David Sharpe wants an independent review of the handling of the drug tests of 23 Chinese swimmers. (Mick Tsikas/AAP PHOTOS)

Sports Integrity Australia wants the world's anti-doping agency to launch an independent review into Chinese swimming's drugs case.

SIA chief executive David Sharpe has written to the World Anti-Doping Agency (WADA) asking for clarity around how it handled the positive drug tests of 23 Chinese swimmers.

The swimmers tested positive to the banned substance trimetazidine (TMZ) seven months before the Tokyo Olympics of 2021, but were still allowed to compete at the Games.

Sharpe called on WADA to initiate an independent review of the regulatory framework and processes applied in the case.

"It's important to break this down in clear, concise facts to ensure confidence in the world anti-doping system can be restored," Sharpe said in a statement on Thursday.

Sharpe, while stressing he wasn't alleging wrongdoing, said Australian and other athletes around the world needed trust in the system for it to work.

WADA last week said it stood by its decision to clear the 23 Chinese swimmers  who tested positive for the banned heart medication before the Tokyo Olympics.

It said it agreed with Chinese authorities and ruled that the swimmers’ samples were contaminated.

The contamination was accepted to have come from spice containers in the kitchen of a hotel where some of the Chinese team stayed for a national meet in January 2021.

Chinese authorities handling the case after testing the swimmers in January 2021 cleared them without any penalties.

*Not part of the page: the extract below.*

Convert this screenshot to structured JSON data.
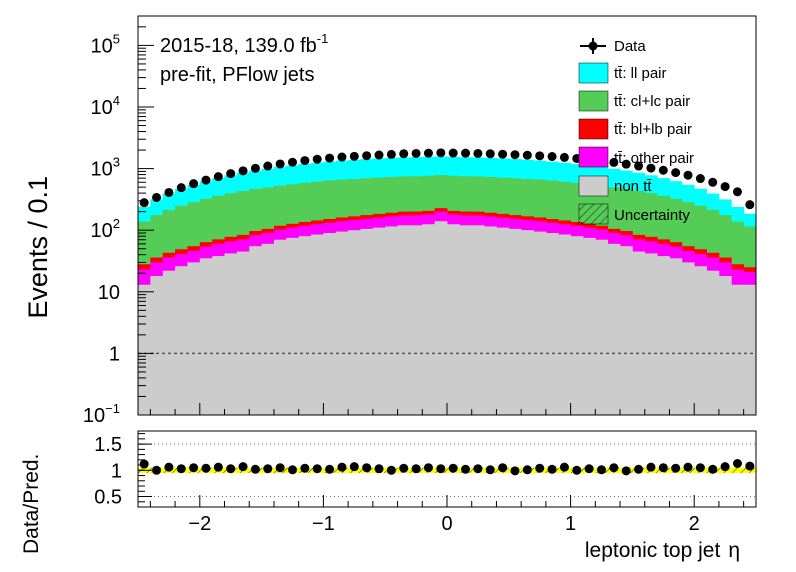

WADA accepted their conclusions, and sending independent investigators to China that year was not feasible during the COVID-19 pandemic.

“We had no credible way to disprove the contamination theory,” WADA prosecutor Ross Wenzel said last week, adding there was no political pressure to drop the case.

CHINADA, China's anti-doping agency, said the positive results had been inadvertent.

It said the swimmers tested positive for "extremely low concentration" of TMZ after inadvertently being exposed to the substance through contamination and should not be held responsible for the positive results.